An "esophageal rosette" (ER) sign is one of the endoscopic findings in primary esophageal achalasia. We investigated whether ER was associated with the therapeutic efficacy of peroral endoscopic myotomy (POEM).
The clinical characteristics and short-term outcomes of POEM were retrospectively evaluated in 69 patients who underwent the procedure for esophageal achalasia. The patients were divided into two groups according to the presence of an ER sign (ER and non-ER groups). Clinical success was defined as the post-POEM Eckardt score of three or less.
On preoperative endoscopy, 55 (79.7%) patients exhibited ER. The patients in the ER group had a longer disease duration than those in the non-ER group (7.4 vs. 2.7 years, P = 0.0011), although the Eckardt scores before POEM were similar between the two groups. No differences were observed in POEM outcomes between the two groups, including procedure time, length of myotomy, hospital stay, and adverse events. The clinical success of POEM was more frequent in the ER group than in the non-ER group (96.2% vs. 78.6%, P = 0.027). Although the changes in the total Eckardt score and integrated relaxation pressure did not differ between the two groups, dysphagia in the Eckardt score significantly improved in the ER group.
The data suggest that POEM for esophageal achalasia with ER could lead to favorable therapeutic outcomes, particularly dysphagia. The presence of ER may help determine the optimal treatment for esophageal achalasia.

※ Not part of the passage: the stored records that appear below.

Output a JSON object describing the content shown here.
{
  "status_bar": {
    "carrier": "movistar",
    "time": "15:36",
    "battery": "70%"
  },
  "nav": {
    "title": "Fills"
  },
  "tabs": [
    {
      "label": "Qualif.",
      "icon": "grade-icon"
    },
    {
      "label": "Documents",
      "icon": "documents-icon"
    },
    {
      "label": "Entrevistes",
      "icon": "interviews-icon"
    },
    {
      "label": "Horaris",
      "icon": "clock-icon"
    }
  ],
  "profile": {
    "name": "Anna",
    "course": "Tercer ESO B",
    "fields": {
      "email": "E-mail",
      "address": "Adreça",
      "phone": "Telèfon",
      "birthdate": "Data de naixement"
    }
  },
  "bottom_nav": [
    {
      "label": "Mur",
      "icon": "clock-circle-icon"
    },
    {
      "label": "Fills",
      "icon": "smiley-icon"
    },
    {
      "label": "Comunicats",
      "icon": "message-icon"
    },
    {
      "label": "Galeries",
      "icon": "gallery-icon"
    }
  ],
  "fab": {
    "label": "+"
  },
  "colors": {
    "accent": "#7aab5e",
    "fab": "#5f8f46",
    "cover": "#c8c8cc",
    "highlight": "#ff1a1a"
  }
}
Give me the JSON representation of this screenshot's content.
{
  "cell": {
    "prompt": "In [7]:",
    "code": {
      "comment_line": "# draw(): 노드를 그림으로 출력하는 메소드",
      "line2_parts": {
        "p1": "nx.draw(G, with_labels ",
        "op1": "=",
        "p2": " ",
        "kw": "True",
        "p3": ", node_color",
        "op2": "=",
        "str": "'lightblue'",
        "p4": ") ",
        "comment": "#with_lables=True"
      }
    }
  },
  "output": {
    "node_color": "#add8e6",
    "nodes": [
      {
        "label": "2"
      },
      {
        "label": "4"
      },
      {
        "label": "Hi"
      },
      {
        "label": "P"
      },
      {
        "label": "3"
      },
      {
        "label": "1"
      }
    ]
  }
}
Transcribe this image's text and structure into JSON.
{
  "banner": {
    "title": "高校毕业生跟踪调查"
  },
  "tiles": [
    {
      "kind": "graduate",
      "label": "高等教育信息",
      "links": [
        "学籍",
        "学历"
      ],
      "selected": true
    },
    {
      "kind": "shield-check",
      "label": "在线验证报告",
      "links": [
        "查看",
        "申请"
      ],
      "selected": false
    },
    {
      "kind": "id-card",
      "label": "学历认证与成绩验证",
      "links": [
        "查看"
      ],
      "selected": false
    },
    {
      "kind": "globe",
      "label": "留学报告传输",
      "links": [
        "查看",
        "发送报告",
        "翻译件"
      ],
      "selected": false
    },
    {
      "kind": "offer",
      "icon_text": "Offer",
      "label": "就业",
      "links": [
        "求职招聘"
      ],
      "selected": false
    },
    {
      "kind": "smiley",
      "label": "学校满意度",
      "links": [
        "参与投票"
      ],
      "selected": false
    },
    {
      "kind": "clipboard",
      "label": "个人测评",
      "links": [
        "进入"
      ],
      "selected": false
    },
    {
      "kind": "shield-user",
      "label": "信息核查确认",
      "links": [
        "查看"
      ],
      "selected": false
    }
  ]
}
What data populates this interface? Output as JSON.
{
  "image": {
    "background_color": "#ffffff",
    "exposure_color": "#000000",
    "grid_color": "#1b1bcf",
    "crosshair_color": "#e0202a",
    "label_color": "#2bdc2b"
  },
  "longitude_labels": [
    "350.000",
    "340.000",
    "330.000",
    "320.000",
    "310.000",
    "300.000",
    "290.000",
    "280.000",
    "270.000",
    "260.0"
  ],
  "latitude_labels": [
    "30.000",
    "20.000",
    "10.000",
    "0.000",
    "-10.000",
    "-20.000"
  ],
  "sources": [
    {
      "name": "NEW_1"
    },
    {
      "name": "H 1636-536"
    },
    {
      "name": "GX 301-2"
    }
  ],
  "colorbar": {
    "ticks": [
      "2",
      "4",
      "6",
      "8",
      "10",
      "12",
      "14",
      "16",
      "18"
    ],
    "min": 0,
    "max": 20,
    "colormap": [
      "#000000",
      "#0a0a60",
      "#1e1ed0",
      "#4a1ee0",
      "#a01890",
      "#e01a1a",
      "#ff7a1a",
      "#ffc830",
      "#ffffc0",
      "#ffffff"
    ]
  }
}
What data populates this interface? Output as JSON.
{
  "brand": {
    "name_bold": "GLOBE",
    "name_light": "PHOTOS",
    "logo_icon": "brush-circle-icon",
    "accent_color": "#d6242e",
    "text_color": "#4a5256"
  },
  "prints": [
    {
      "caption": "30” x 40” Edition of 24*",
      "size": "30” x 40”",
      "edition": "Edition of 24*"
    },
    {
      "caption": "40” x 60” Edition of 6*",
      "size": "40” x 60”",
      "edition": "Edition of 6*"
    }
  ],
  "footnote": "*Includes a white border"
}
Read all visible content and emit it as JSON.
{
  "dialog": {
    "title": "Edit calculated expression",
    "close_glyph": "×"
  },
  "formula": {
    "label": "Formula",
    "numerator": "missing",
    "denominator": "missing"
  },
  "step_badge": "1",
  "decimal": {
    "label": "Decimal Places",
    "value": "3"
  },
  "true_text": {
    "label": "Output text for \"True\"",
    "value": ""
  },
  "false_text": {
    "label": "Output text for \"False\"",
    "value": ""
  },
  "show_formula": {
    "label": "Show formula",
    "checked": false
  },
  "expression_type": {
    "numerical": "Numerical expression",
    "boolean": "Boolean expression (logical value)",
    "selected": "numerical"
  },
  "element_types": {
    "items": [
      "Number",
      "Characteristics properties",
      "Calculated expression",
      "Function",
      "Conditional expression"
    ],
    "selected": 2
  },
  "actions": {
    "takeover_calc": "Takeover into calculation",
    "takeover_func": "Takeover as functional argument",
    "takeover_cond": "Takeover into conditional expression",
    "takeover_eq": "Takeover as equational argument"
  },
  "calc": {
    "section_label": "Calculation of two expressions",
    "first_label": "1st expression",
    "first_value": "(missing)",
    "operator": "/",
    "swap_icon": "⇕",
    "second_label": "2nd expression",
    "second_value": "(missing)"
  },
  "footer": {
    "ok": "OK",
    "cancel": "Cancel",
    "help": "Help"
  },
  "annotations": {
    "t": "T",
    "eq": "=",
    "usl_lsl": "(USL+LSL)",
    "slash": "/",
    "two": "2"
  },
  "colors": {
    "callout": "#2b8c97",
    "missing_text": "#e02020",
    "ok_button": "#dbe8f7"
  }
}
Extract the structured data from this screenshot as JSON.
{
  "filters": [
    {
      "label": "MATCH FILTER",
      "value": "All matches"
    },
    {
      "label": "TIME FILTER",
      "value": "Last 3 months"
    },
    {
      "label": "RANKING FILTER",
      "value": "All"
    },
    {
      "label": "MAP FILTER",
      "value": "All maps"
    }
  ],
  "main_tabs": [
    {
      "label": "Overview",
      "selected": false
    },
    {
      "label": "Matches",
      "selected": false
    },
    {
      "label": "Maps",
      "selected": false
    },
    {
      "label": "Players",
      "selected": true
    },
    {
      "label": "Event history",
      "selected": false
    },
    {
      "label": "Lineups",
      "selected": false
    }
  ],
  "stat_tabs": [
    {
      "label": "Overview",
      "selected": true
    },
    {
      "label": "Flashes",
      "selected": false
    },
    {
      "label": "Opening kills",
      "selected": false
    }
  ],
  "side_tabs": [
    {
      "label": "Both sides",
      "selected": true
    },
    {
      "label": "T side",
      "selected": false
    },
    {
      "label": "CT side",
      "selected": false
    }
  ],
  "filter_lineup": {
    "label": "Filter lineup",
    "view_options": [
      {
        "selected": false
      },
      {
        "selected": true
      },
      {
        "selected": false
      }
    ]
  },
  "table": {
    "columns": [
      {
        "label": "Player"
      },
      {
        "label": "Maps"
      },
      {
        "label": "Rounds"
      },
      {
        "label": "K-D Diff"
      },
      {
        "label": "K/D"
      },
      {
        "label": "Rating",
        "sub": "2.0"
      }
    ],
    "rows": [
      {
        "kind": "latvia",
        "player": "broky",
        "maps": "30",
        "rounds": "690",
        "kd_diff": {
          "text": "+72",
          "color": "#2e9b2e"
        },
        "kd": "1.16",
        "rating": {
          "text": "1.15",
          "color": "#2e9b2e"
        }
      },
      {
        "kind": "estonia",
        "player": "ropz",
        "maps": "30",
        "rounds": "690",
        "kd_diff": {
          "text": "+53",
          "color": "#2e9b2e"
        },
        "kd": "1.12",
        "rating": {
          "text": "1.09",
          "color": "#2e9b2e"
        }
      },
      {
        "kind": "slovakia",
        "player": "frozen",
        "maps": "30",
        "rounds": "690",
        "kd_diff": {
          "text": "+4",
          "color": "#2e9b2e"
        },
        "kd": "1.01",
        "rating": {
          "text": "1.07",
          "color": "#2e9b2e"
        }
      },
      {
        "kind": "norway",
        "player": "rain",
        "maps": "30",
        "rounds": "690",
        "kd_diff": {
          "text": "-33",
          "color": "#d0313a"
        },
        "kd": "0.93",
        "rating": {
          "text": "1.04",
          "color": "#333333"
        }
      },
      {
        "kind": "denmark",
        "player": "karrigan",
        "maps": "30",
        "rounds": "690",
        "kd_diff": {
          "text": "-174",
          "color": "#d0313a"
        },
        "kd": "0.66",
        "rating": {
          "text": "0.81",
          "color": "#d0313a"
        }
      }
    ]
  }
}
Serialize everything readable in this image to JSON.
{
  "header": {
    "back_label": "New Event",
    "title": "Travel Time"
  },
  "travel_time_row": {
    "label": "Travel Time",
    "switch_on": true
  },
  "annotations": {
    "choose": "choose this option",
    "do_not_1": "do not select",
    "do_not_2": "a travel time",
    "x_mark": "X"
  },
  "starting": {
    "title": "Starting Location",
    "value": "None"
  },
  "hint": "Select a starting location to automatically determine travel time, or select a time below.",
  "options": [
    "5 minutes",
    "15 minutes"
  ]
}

“食管玫瑰花结”(ER)征是原发性食管贲门失弛缓症的内镜表现之一。我们研究了ER征是否与经口内镜下肌切开术(POEM)的治疗效果相关。
回顾性评估69例因食管贲门失弛缓症接受POEM手术患者的临床特征和短期结局。根据是否存在ER征将患者分为两组(ER组和非ER组)。临床成功定义为POEM术后Eckardt评分为3分或更低。
术前内镜检查时,55例(79.7%)患者出现ER征。ER组患者的病程比非ER组长(7.4年对2.7年,P = 0.0011),尽管两组POEM术前的Eckardt评分相似。两组在POEM手术结局方面未观察到差异,包括手术时间、肌切开长度、住院时间和不良事件。POEM的临床成功率在ER组高于非ER组(96.2%对78.6%,P = 0.027)。虽然两组的总Eckardt评分和综合松弛压变化无差异,但ER组Eckardt评分中的吞咽困难明显改善。
数据表明,针对伴有ER征的食管贲门失弛缓症进行POEM可带来良好的治疗效果,尤其是吞咽困难方面。ER征的存在可能有助于确定食管贲门失弛缓症的最佳治疗方案。